Ивана Сергеевича (ему тогда было ровно 50 лет) нашел я у него в кабинете, в нижнем этаже, в длинноватой комнате, отделанной не особенно уютно, но стильно. Не помню, водил ли он меня наверх или я впоследствии, когда вилла ему уже не принадлежала, видел и залу, и другие комнаты. Зала была настолько велика, что в ней давались музыкальные вечера, где г-жа Виардо выступала с своими ученицами.
Это было как раз то время, когда Тургенев, уйдя от усиленной работы русского бытописателя, отдавался забавам дилетантского сотрудничества с г-жой Виардо, сочинял для ее маленьких опер французский текст и сам выступал на сцене. Но это происходило не в те дни конца летнего сезона, когда я попал впервые в Баден.
Наша денная беседа происходила с глазу на глаз. Никто не пришел ни из русских, ни из иностранных приятелей, ни из семейства Виардо. Кажется, Тургенев пришел от них и что-то мне сказал о каком-то испанце, с которым он играет в шахматы. Тогда он увлекался мыслью переводить "Дон-Кихота".
В наружности и тоне Тургенева я не нашел разницы с тем впечатлением, какое вынес четыре года перед тем, когда был у него, в Hotel de France, в первый раз в Петербурге. Та же крупная фигура, еще бодрая и прямая, та же преждевременная серебристая седина, та же элегантность домашнего костюма.

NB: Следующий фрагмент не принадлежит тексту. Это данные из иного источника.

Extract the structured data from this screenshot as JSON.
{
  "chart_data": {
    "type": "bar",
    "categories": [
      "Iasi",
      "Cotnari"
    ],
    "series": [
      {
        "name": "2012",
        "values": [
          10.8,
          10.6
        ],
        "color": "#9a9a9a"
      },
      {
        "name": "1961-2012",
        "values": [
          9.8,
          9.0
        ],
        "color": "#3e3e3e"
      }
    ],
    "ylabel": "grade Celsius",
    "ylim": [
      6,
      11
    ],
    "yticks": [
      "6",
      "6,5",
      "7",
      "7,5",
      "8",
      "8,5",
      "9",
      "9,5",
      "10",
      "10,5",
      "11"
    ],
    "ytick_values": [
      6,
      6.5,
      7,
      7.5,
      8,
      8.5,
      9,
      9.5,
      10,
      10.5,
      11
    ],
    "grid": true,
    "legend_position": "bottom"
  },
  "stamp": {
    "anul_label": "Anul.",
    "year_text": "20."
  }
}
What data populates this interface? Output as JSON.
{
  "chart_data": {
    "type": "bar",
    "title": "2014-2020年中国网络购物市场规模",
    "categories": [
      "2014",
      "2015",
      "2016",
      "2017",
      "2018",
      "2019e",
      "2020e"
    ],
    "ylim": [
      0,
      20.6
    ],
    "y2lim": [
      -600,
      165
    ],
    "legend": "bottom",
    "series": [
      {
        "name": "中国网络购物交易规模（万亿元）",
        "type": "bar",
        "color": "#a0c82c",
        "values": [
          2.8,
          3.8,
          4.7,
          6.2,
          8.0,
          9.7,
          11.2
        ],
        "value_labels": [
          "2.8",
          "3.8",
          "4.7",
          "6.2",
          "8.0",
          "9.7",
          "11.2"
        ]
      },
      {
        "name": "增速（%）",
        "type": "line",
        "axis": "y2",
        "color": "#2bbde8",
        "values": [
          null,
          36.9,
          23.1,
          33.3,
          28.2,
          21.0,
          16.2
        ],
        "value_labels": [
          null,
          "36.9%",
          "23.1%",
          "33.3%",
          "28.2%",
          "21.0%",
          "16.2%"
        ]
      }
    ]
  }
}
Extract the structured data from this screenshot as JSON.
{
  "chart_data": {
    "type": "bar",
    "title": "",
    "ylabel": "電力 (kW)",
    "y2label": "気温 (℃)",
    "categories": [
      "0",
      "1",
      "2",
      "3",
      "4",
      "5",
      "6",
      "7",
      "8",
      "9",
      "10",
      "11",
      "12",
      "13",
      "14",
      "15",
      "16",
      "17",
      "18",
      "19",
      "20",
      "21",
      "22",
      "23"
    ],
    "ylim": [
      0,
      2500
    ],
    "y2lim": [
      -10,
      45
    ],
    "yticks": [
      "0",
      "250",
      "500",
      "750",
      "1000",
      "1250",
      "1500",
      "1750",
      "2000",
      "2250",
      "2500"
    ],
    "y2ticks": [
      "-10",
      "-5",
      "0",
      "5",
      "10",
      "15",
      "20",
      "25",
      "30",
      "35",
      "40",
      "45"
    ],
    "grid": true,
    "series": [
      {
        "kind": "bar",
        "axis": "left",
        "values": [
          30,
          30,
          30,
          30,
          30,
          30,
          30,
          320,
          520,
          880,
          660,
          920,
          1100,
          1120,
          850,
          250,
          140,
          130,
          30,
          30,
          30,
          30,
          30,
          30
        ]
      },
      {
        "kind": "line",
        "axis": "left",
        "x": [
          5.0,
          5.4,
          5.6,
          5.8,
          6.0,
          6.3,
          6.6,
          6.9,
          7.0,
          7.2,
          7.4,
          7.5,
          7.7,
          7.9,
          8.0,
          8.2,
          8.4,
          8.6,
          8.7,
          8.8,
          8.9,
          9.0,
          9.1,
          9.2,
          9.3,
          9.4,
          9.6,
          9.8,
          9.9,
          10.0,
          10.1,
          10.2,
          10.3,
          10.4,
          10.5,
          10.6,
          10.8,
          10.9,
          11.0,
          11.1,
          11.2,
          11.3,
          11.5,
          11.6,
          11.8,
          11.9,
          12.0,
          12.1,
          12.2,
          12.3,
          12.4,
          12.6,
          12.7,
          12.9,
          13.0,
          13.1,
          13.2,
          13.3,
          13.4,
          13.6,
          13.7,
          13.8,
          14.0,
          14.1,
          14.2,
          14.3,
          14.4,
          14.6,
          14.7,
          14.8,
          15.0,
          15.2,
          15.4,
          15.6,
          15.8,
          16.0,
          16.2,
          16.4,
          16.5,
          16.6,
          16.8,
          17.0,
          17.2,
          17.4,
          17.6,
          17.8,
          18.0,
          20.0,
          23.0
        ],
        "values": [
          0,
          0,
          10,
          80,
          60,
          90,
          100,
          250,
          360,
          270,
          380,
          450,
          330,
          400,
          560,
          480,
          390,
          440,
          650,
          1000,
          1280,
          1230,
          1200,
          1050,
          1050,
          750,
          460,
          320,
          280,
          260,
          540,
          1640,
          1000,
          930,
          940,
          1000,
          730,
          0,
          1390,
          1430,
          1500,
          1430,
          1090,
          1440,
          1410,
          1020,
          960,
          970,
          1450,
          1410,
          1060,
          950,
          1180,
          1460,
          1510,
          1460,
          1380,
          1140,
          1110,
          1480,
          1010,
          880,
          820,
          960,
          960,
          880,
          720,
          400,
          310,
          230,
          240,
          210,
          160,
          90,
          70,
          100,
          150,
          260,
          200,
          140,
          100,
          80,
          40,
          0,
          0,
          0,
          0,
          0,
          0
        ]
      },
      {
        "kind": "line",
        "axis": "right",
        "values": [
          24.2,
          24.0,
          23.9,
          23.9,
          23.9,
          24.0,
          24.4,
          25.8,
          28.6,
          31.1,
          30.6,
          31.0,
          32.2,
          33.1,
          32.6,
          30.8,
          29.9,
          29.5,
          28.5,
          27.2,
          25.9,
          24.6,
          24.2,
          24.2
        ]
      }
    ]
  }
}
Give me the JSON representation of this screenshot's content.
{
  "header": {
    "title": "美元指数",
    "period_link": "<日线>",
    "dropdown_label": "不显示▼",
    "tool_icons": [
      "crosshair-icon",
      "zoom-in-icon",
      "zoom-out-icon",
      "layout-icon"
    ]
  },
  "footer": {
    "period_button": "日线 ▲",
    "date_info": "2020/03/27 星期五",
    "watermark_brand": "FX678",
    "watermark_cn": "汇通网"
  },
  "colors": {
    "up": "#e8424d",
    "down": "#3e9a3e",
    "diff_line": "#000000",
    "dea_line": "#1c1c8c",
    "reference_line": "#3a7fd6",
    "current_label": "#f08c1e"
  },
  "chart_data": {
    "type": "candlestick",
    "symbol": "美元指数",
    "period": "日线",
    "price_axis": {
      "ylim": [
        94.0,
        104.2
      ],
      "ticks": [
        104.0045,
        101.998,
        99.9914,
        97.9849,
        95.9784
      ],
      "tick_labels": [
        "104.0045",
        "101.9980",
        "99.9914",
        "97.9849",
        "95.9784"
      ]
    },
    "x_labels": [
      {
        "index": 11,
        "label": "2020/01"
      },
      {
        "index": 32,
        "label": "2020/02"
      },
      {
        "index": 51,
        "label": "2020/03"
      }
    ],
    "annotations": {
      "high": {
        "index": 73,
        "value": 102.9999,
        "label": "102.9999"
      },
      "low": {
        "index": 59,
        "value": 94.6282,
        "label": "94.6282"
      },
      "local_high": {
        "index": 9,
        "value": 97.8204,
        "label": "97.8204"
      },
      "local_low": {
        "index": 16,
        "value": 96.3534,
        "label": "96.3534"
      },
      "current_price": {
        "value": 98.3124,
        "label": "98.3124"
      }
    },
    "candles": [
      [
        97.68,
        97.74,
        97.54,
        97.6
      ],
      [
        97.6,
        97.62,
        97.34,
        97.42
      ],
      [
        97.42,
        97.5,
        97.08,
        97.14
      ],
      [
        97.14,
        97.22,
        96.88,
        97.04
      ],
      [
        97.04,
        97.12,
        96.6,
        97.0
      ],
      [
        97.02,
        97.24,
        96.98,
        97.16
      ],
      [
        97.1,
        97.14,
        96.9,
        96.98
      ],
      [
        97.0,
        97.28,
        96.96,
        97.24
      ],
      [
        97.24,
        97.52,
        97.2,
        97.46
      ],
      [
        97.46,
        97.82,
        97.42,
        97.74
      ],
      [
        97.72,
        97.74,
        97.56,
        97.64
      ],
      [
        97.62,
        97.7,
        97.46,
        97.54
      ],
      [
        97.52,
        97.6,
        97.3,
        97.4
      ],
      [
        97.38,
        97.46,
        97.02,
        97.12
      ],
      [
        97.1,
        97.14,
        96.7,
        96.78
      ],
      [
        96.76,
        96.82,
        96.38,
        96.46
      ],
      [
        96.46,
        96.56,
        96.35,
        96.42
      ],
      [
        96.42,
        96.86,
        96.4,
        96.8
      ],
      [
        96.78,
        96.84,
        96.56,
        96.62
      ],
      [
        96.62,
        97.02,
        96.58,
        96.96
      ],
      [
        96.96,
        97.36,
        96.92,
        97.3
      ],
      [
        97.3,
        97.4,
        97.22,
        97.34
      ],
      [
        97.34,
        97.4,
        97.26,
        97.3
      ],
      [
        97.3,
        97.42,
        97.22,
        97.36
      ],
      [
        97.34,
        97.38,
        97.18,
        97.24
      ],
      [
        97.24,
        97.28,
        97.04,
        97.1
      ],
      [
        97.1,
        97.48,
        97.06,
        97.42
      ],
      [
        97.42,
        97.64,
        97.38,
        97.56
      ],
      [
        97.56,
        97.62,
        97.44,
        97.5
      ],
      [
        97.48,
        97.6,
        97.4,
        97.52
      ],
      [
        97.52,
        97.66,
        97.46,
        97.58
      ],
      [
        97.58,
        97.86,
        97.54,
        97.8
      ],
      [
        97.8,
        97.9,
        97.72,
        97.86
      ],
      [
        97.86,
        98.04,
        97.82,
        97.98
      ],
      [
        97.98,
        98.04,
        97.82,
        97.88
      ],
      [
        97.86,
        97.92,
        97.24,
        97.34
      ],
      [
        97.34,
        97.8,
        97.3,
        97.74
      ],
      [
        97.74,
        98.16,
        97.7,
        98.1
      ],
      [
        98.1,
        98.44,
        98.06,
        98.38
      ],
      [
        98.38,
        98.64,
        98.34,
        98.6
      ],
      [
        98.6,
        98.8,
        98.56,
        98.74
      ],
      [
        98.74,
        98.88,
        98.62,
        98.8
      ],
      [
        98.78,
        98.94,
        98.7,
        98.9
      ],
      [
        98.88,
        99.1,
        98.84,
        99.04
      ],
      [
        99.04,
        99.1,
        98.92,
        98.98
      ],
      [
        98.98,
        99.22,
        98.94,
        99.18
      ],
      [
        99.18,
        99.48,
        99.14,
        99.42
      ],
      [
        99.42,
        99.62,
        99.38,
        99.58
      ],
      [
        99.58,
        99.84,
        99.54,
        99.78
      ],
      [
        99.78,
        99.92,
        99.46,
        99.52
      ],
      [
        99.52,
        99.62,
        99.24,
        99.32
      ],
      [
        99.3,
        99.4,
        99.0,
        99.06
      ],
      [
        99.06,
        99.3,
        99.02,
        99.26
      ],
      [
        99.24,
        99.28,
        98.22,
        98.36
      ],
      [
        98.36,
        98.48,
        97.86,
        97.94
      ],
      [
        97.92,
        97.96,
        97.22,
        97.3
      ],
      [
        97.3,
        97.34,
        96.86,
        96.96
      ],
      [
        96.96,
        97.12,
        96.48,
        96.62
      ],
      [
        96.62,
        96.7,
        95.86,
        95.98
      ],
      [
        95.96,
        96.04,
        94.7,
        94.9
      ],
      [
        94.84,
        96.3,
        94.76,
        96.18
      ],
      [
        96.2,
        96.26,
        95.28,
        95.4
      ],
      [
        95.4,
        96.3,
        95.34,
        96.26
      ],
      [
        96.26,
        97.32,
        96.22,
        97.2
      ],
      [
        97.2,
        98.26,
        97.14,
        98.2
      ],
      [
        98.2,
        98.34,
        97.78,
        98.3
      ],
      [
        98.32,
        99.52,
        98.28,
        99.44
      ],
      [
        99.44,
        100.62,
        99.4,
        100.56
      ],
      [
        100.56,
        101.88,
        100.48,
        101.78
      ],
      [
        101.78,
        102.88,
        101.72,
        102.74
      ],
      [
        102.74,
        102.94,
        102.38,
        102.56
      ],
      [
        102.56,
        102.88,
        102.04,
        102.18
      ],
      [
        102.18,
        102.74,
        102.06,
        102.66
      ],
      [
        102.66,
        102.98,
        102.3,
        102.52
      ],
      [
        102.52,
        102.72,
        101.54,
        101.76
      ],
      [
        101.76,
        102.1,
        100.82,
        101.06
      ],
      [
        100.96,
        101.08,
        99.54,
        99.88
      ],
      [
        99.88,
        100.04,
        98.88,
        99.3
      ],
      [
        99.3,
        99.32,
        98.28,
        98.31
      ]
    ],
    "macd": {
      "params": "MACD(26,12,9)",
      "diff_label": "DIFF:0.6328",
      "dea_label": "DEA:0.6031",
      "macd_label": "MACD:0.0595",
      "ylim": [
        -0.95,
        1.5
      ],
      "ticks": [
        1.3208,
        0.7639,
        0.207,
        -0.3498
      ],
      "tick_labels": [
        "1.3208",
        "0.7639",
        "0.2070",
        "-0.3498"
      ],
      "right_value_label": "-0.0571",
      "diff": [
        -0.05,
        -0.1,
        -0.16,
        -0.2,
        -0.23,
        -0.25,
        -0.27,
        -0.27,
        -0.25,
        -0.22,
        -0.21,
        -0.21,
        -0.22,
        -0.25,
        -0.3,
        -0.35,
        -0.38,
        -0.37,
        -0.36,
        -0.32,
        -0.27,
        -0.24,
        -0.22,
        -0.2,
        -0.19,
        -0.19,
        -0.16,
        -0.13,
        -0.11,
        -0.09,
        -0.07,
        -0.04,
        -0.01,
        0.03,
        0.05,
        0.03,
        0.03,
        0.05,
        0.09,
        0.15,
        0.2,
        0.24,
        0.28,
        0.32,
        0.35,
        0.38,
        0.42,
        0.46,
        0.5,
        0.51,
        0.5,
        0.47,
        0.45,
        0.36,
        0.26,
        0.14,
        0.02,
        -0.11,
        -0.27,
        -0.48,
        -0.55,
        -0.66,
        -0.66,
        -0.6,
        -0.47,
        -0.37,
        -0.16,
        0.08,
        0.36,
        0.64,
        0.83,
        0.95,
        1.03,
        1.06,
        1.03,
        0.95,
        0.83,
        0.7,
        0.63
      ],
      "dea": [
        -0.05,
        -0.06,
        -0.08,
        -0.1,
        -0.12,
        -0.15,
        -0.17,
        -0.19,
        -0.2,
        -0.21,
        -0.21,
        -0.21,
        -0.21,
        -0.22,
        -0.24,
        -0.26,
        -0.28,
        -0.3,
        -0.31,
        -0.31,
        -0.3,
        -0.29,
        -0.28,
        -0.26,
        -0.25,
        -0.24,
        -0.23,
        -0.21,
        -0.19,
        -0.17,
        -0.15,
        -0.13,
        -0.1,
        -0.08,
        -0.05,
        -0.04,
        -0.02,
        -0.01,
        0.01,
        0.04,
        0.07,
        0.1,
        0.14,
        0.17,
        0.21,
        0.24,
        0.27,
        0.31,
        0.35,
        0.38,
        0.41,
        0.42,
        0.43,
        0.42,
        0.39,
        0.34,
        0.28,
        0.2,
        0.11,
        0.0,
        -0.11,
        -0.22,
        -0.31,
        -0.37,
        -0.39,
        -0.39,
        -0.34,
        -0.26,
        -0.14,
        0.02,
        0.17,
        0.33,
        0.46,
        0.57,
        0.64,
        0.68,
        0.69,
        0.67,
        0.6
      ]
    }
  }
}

Наше предварительное знакомство было слишком еще незначительно, чтобы сейчас же завязался интимный или, во всяком случае, живой разговор. От Тургенева вообще веяло всегда холодком, но, как я заметил и в 1864 году, он и с незнакомым ему человеком мог быть в своем роде откровенным. Он как бы стоял выше известных щепетильностей и умолчаний.
Не помню, чтобы в том, что он говорил тогда о России и русской журналистике, слышались очень злобные, личные ноты или прорывались резкие выражения. Нет, этого не было! Но чувствовалось все-таки, что у него есть счеты и с публикой, и с критикой, и с некоторыми собратами, например, с Достоевским, который как раз после "Дыма" явился к нему с гневными речами и потом печатно "отделал" его.